I just finished a game where a Feng player (on anonymous mode, shocker for such toxic play) camped and threw shack pallet on me within about a minute of the match starting (as I came up from the basement after hooking my first down) while not even in chase with her to get her Champion of the Light blind and double blind as I broke the pallet, and attempt to triple blind, and teabag and click at me while I looked down to prevent the extra blinds. She was constantly running near me during chase, clicking her flashlight at me, attempting saves while I went to pick up other survivors, a couple times even while injured.
She wasn't good and thought she was, and was begging for chase until she very quickly got on death hook, and was still in the mix rather than sitting gens while I chased other survivors. I got a down and she and another flashlight player popped out to try to save. You better believe I picked her. If you put yourself in my face like that, you're going to get chased. She was out of the match at 3 gens and like 5 or 6 hooks.

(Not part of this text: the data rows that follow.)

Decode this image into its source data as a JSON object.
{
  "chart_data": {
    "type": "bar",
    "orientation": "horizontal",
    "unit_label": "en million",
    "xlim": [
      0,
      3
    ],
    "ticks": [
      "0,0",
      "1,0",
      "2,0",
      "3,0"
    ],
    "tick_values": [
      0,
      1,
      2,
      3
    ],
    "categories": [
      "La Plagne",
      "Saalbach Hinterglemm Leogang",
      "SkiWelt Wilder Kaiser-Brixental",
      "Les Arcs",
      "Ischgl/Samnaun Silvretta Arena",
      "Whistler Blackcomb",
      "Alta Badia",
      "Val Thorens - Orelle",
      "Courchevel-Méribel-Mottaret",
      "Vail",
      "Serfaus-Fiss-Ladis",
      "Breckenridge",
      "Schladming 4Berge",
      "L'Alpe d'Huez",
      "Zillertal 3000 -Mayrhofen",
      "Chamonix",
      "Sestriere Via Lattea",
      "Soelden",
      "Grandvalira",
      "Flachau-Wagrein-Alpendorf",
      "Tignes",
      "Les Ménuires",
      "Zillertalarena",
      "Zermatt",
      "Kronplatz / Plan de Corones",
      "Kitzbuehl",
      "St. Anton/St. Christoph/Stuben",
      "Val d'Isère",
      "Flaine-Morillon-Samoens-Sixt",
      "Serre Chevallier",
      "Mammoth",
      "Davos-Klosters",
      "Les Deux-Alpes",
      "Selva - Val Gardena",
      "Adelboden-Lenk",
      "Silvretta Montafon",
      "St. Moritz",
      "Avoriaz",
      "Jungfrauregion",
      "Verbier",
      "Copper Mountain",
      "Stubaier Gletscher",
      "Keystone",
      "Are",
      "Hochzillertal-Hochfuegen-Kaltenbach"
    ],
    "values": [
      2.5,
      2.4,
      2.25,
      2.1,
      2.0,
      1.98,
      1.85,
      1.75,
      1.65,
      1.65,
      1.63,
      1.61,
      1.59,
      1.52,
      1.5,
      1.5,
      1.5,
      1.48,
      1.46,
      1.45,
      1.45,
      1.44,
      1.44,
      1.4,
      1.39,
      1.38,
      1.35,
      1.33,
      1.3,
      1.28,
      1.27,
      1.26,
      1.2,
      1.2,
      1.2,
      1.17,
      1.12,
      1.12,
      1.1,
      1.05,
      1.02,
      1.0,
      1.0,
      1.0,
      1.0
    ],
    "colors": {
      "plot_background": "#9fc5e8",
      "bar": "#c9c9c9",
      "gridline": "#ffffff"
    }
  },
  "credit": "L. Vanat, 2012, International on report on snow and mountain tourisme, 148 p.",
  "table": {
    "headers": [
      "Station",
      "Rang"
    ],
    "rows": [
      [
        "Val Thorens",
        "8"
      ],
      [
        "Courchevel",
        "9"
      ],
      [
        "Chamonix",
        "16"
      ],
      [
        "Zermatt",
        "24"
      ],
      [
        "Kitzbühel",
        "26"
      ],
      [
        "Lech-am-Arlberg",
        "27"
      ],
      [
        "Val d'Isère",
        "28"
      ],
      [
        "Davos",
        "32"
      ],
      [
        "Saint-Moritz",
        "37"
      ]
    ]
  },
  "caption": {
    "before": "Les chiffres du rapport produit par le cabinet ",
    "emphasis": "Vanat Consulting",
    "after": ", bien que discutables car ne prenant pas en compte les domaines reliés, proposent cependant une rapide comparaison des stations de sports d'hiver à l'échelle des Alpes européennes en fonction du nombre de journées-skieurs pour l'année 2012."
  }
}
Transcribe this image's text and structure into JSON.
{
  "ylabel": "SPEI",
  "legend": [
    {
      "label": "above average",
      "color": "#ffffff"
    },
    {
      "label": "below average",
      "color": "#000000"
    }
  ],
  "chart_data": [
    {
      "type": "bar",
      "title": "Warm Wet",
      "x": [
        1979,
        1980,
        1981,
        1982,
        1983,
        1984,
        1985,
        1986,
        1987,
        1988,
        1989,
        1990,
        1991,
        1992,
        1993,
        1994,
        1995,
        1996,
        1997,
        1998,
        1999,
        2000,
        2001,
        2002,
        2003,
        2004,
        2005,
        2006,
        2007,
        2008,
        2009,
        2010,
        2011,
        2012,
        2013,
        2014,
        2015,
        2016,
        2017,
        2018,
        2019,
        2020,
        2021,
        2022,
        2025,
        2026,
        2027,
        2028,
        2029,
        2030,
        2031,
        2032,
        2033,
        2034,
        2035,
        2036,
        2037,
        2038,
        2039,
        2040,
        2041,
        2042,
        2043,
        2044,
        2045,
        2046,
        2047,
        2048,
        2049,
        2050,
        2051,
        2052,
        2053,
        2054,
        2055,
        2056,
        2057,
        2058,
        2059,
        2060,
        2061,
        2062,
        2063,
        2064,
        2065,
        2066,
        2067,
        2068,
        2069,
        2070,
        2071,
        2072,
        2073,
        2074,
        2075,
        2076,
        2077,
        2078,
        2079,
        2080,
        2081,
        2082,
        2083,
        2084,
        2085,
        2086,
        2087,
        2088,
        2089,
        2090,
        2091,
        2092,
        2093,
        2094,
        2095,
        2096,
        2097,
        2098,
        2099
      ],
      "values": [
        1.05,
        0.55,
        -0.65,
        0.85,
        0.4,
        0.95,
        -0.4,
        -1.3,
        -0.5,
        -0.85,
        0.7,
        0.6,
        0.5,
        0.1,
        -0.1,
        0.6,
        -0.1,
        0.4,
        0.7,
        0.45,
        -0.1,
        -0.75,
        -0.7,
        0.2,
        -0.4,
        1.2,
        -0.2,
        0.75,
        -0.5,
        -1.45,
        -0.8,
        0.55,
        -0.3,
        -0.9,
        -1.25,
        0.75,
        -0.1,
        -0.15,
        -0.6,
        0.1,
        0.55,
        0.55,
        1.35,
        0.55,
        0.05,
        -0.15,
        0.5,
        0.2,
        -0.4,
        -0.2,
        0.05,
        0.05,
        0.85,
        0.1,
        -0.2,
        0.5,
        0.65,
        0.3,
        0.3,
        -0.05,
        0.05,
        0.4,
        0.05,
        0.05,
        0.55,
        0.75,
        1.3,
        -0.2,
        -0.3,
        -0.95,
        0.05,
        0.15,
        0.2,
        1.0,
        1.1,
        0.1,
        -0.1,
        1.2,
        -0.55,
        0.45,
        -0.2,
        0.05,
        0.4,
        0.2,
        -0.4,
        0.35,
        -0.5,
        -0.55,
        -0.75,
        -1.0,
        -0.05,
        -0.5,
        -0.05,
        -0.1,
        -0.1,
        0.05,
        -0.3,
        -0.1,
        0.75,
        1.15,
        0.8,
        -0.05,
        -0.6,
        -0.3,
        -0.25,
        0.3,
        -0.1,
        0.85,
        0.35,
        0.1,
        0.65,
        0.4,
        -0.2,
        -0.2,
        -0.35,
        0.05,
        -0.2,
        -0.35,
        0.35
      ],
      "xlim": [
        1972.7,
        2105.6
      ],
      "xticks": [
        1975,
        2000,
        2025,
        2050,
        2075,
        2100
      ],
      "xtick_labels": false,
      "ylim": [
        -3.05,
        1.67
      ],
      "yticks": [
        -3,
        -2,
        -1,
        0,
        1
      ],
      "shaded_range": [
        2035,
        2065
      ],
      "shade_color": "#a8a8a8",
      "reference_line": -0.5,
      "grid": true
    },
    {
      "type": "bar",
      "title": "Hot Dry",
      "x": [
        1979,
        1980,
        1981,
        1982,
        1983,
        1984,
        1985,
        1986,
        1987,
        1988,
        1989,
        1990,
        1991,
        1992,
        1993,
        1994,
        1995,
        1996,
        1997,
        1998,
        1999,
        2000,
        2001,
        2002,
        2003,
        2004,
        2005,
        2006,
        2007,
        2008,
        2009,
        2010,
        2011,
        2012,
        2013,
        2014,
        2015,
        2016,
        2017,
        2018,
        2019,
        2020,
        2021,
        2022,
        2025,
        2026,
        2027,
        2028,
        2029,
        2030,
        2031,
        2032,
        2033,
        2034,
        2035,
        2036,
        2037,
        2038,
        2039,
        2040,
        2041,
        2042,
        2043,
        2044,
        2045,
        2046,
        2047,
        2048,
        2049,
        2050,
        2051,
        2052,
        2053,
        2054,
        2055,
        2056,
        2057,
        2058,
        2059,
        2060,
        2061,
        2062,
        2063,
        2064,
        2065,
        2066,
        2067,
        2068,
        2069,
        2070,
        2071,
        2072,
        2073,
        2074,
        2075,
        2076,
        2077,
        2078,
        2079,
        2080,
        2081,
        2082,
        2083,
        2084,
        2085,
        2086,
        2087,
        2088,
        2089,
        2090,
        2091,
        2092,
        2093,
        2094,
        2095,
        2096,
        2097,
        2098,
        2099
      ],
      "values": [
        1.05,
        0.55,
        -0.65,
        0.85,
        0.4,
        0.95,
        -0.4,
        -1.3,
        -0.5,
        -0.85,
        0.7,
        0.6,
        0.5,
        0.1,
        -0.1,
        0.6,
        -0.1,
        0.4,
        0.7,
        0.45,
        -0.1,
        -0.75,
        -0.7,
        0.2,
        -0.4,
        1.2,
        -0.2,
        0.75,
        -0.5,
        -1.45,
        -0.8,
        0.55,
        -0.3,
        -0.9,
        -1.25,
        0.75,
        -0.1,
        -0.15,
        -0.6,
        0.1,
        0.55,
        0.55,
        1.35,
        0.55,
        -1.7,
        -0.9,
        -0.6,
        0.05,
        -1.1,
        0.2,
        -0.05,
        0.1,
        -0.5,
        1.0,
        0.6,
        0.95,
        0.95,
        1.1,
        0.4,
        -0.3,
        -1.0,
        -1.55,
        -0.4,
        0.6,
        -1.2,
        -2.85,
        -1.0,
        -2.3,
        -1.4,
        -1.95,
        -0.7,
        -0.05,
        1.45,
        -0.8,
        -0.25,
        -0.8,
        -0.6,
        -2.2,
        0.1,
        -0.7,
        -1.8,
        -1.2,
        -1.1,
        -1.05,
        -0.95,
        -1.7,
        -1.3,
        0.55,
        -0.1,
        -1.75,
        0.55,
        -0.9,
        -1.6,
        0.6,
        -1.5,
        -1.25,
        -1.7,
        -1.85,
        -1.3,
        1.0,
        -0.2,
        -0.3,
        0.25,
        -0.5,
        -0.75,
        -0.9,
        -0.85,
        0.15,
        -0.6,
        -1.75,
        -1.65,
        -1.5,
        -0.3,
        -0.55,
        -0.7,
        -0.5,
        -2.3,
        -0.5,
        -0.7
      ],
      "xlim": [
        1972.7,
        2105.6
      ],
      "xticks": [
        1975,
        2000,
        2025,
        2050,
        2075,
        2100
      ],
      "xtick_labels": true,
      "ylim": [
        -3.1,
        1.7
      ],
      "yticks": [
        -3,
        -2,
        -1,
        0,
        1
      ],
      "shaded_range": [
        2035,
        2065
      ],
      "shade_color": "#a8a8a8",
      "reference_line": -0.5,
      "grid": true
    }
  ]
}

It doesn't seem particularly inconsistent to me, but it's obviously my own logic. So maybe I'm missing something in my own blind spot but, as far as I'm concerned, if I try to play fairly and you tell me to come chase you, it's not playing unfairly to come chase you. Beg for chase all match, you can have it.
It's ok in tourneys because that's what what everyone signed up for. That's what's expected. It is, after all, the most effective/efficient way to play and the style with the highest likelihood to give you a win. And it doesn't even work most of the time because of how good the survivors are and how strong their communication is. It's an extremely hard fought game at those levels, even to just get one kill most of the time. At the casual level, it's not hard at all to tunnel people.